Saturday, January 9, 2016

Criminals in the House: "The Bat" (1926)

During the 1920s, everyone was going gaga for spooky old houses. Specifically, people on Broadway were hungrily consuming a whole slew of "old dark house" productions. These plays tended to combine mystery (of the locked room variety), humor, and, most importantly, horror. A generic old dark house play goes something like this: a group of strangers, many of whom are distant relatives, gather in a dilapidated old mansion in New York's Westchester County. They are there to hear the reading of a will. The will's author is a rich, old, and dead eccentric who put into his final testament a pair of funky stipulations. The lucky recipient of the will's fortune then must spend the night in the haunted mansion, which is also swimming in intrigue. As the audience learns more about the quirks of the relatives, they also hear word that some sort of crazy murderer or criminal may be lurking just outside. 

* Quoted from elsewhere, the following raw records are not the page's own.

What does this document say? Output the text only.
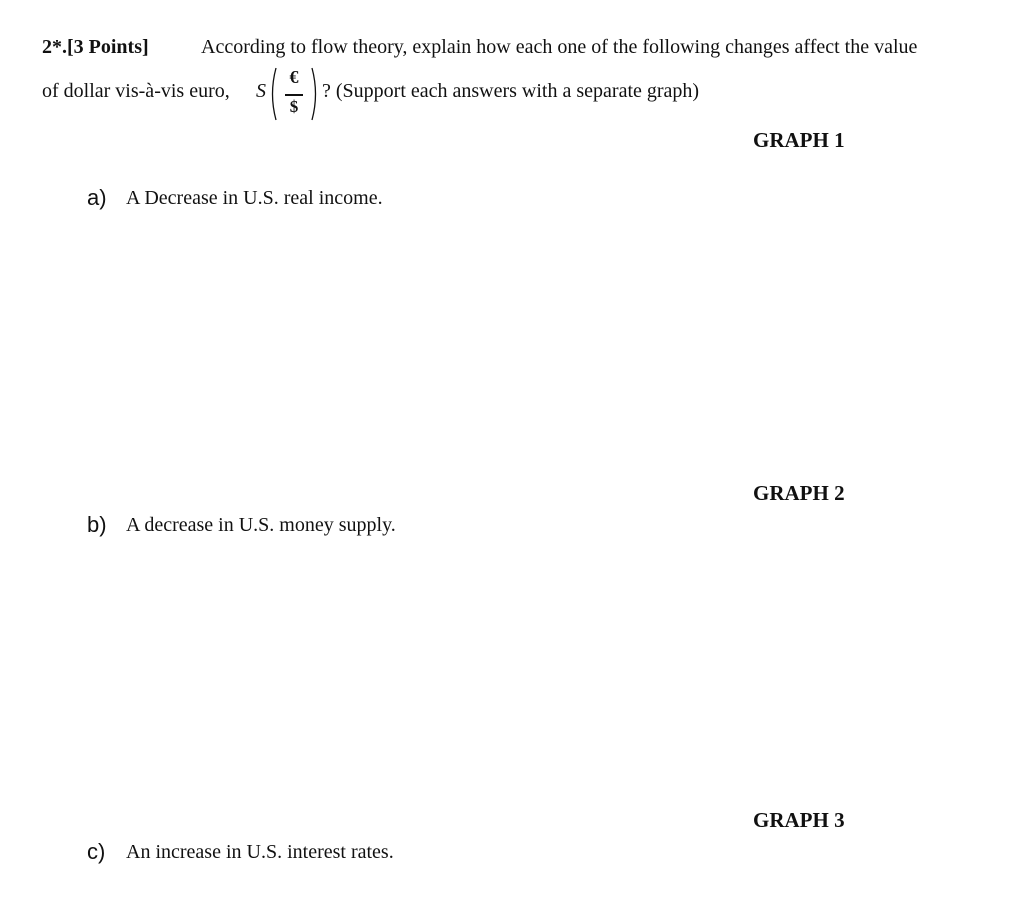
2*.[3 Points]	According to flow theory, explain how each one of the following changes affect the value
of dollar vis-à-vis euro, S
€
$
? (Support each answers with a separate graph)
GRAPH 1
a) A Decrease in U.S. real income.
GRAPH 2
b) A decrease in U.S. money supply.
GRAPH 3
c) An increase in U.S. interest rates.
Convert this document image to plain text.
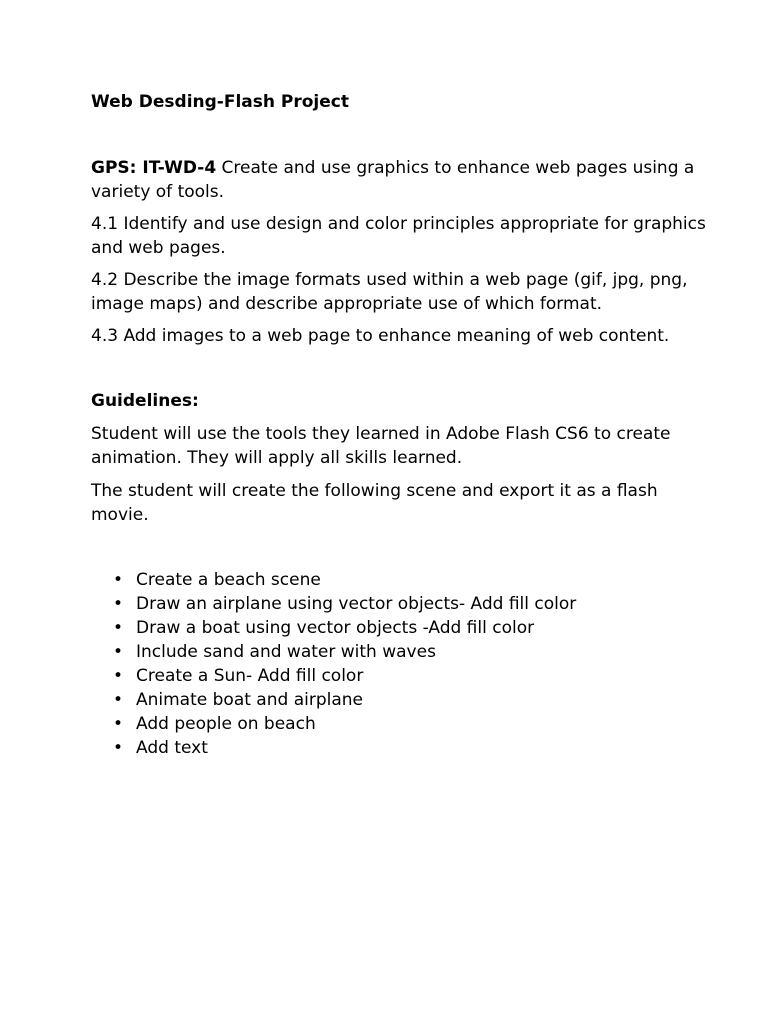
Web Desding-Flash Project

GPS: IT-WD-4 Create and use graphics to enhance web pages using a variety of tools.

4.1 Identify and use design and color principles appropriate for graphics and web pages.

4.2 Describe the image formats used within a web page (gif, jpg, png, image maps) and describe appropriate use of which format.

4.3 Add images to a web page to enhance meaning of web content.

Guidelines:

Student will use the tools they learned in Adobe Flash CS6 to create animation. They will apply all skills learned.

The student will create the following scene and export it as a flash movie.

• Create a beach scene
• Draw an airplane using vector objects- Add fill color
• Draw a boat using vector objects -Add fill color
• Include sand and water with waves
• Create a Sun- Add fill color
• Animate boat and airplane
• Add people on beach
• Add text
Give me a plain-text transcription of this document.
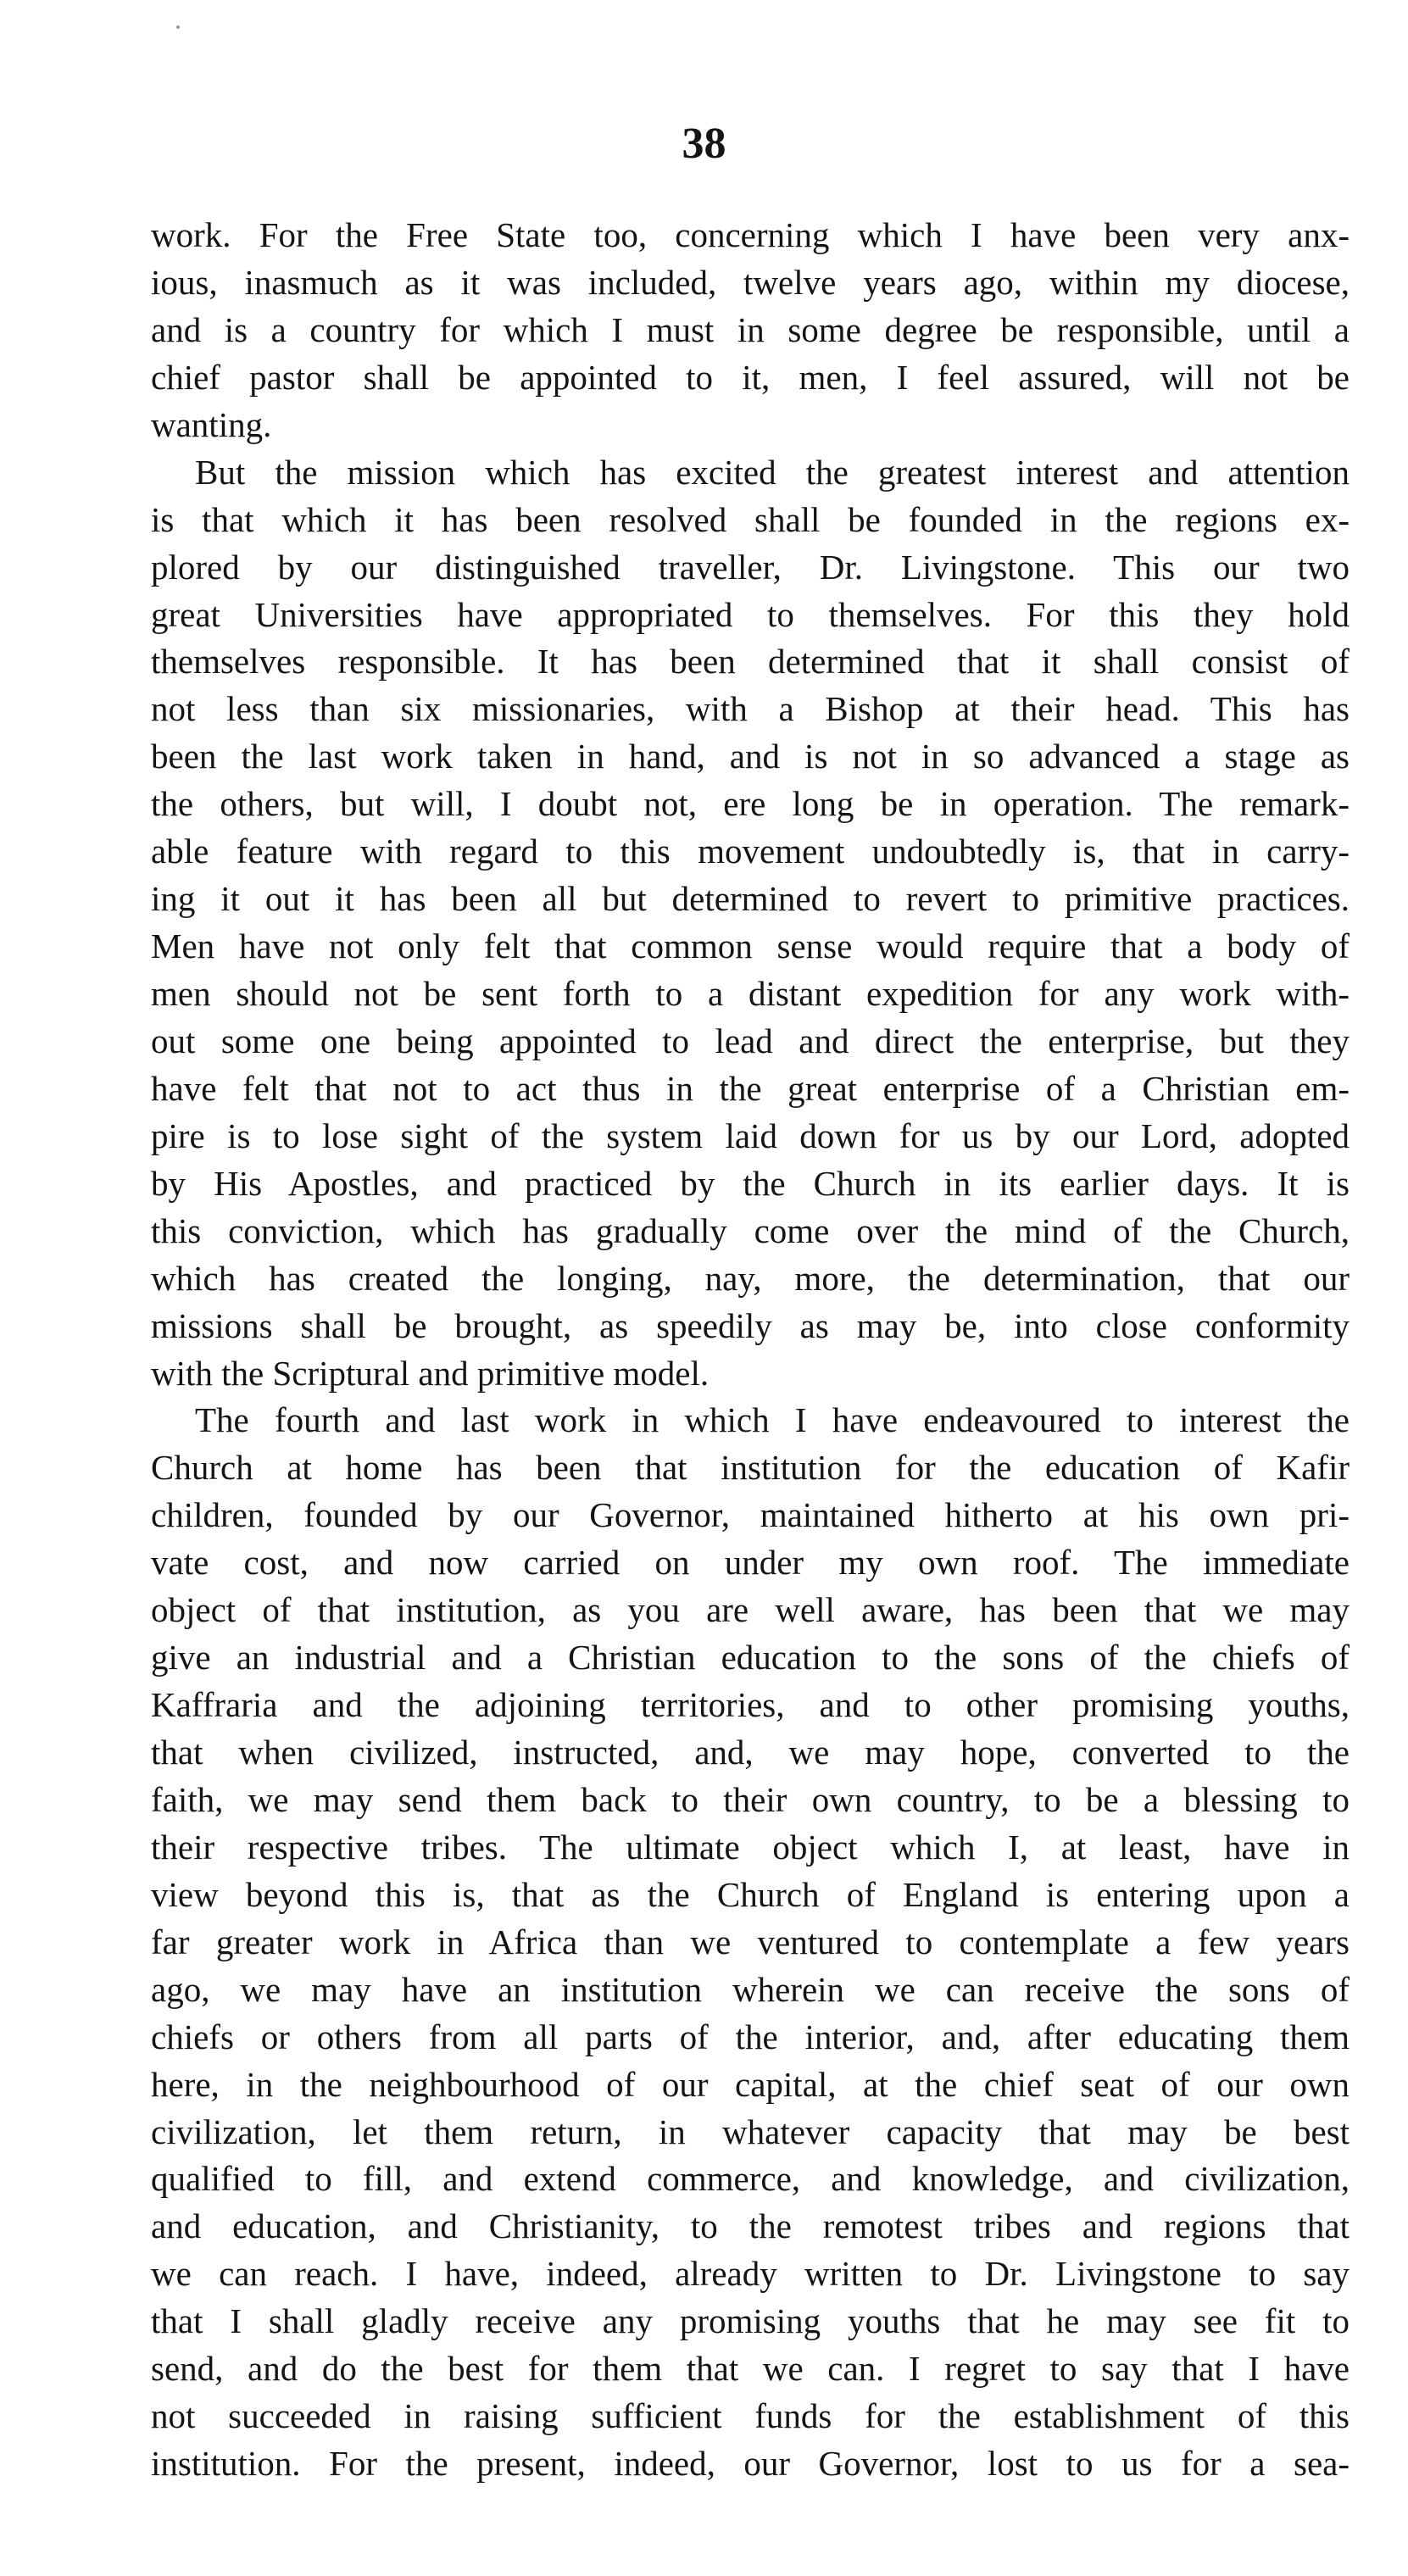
38
work. For the Free State too, concerning which I have been very anx-
ious, inasmuch as it was included, twelve years ago, within my diocese,
and is a country for which I must in some degree be responsible, until a
chief pastor shall be appointed to it, men, I feel assured, will not be
wanting.
But the mission which has excited the greatest interest and attention
is that which it has been resolved shall be founded in the regions ex-
plored by our distinguished traveller, Dr. Livingstone. This our two
great Universities have appropriated to themselves. For this they hold
themselves responsible. It has been determined that it shall consist of
not less than six missionaries, with a Bishop at their head. This has
been the last work taken in hand, and is not in so advanced a stage as
the others, but will, I doubt not, ere long be in operation. The remark-
able feature with regard to this movement undoubtedly is, that in carry-
ing it out it has been all but determined to revert to primitive practices.
Men have not only felt that common sense would require that a body of
men should not be sent forth to a distant expedition for any work with-
out some one being appointed to lead and direct the enterprise, but they
have felt that not to act thus in the great enterprise of a Christian em-
pire is to lose sight of the system laid down for us by our Lord, adopted
by His Apostles, and practiced by the Church in its earlier days. It is
this conviction, which has gradually come over the mind of the Church,
which has created the longing, nay, more, the determination, that our
missions shall be brought, as speedily as may be, into close conformity
with the Scriptural and primitive model.
The fourth and last work in which I have endeavoured to interest the
Church at home has been that institution for the education of Kafir
children, founded by our Governor, maintained hitherto at his own pri-
vate cost, and now carried on under my own roof. The immediate
object of that institution, as you are well aware, has been that we may
give an industrial and a Christian education to the sons of the chiefs of
Kaffraria and the adjoining territories, and to other promising youths,
that when civilized, instructed, and, we may hope, converted to the
faith, we may send them back to their own country, to be a blessing to
their respective tribes. The ultimate object which I, at least, have in
view beyond this is, that as the Church of England is entering upon a
far greater work in Africa than we ventured to contemplate a few years
ago, we may have an institution wherein we can receive the sons of
chiefs or others from all parts of the interior, and, after educating them
here, in the neighbourhood of our capital, at the chief seat of our own
civilization, let them return, in whatever capacity that may be best
qualified to fill, and extend commerce, and knowledge, and civilization,
and education, and Christianity, to the remotest tribes and regions that
we can reach. I have, indeed, already written to Dr. Livingstone to say
that I shall gladly receive any promising youths that he may see fit to
send, and do the best for them that we can. I regret to say that I have
not succeeded in raising sufficient funds for the establishment of this
institution. For the present, indeed, our Governor, lost to us for a sea-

Although this description is closer to John Willard's The Cat and the Canary, The Bat contains many of these same elements. In sum, The Bat, which was co-written by Mary Roberts Rinehart, the doyen of American mystery fiction, and Avery Hopwood, the Jazz Age's greatest composer of popular plays, indeed deals with a spooky mansion in upstate New York. This time instead of a will, several people converge on an isolated mansion because of stolen loot. The money, which has been recently stolen from a local bank, draws in not only the thief himself, but also The Bat--a mysterious and masked super-criminal who has no problem with killing. 

The Bat, a pulp fiction villain who would later influence Batman creator Bob Kane, is the extra excitement in the intricately-plotted play, which is more or less a permutation on Rinehart's exceedingly popular novel The Circular Staircase. Because of this, The Bat was one of the first plays to translate the Golden Age style of mystery writing to the stage. By all accounts, it was a successful effort. 

A few years later, Hollywood came calling. In 1926, The Bat was brought to the big screen by United Artists. Directed by Roland West, one of the unsung heroes of early noir filmmaking, The Bat is a moody melodrama that turns The Bat character into a true grotesquerie. 

Hidden behind a demonic mask with emphasized bat ears and long, tiger-like fangs, The Bat spends a lot of time away from the camera while the other inhabitants of the mansion search for a set of blueprints that lead to a well-stocked safe. Besides The Bat, the house also includes Van Gorder (played by Emily Fitzroy), her jumpy Irish maid Lizzie Allen (played by Louisa Fazenda), the flapper Dale Ogden (played by Jewel Carmen), her boyfriend Brooks Bailey (played by Jack Pickford), the creepy Japanese butler Billy (played by Sojin Kamiyama), the private dick Anderson (played by Eddie Gribbon), and the famous police investigator Detective Moletti (played by Tulio Carminati). 

This is not all, either. Outside, while The Bat slinks around, a strange figure shadows the house from the ground and the roof. Unbeknownst to the characters in the film, this figure is the man responsible for the heist at the Oakdale Bank--a heist that netted the unknown criminal $200,000. In a weird bit of symmetry, the owner of the Oakdale Bank, the recently deceased Courtleigh Fleming, is also the man who built the gothic mansion that Van Gorder rents for the summer. Without spoiling anything,Courtleigh Fleming plays more than just a minor role in the film. While the police are sure that The Bat stole the precious Favre Emeralds during a daring robbery-murder in the city, they are similarly convinced that Bailey, a cashier at the bank, is the man behind the $200,000 heist. As such, Bailey has to pretend to be a gardner in order to both hideout in the Fleming mansion and search for the treasure that the house reportedly holds. 

As the plot thickens, the indebted playboy Arthur Fleming (played by Arthur Housman) also shows up and soon falls into a feud with Moletti. Like the others, Fleming is looking for his relative's fortune and is not about to let a police officer stop him. Then again, Moletti may not be the upstanding bloodhound that everyone believes him to be. I'll just leave that one there for you. After all, the film's producers made me swear not to reveal the conclusion. I'm sure you understand. 

The Bat is clearly an important film. Not only did West's gloomy, almost Expressionist production inspire several remakes, the best of which include 1930's The Bat Whispers and a 1959 version that stars Vincent Price, but it also helped to further popularize the old dark house genre. A cinematic adaptation of The Cat and the Canary followed thanks to The Bat, while other likeminded films appeared throughout the 1920s and 1930s. That said, The Bat at times feels more like a filmed stage production than an actual film. Although the scenery is superb, most of it is filmed from a wide angle, thus giving the silver screen audience the same view as a Broadway crowd. When West does admit he's making a film, he crafts incredibly artistic shots that remind one of Fritz Lang's best German films. 

A very important piece for genre fans, The Bat might be hard to swallow for dabblers. I for one find the film better than average, even given its unnecessary attachment to the standards of the Great White Way. Without question, The Bat is one of West's best, and since West is a master, The Bat is therefore a masterwork.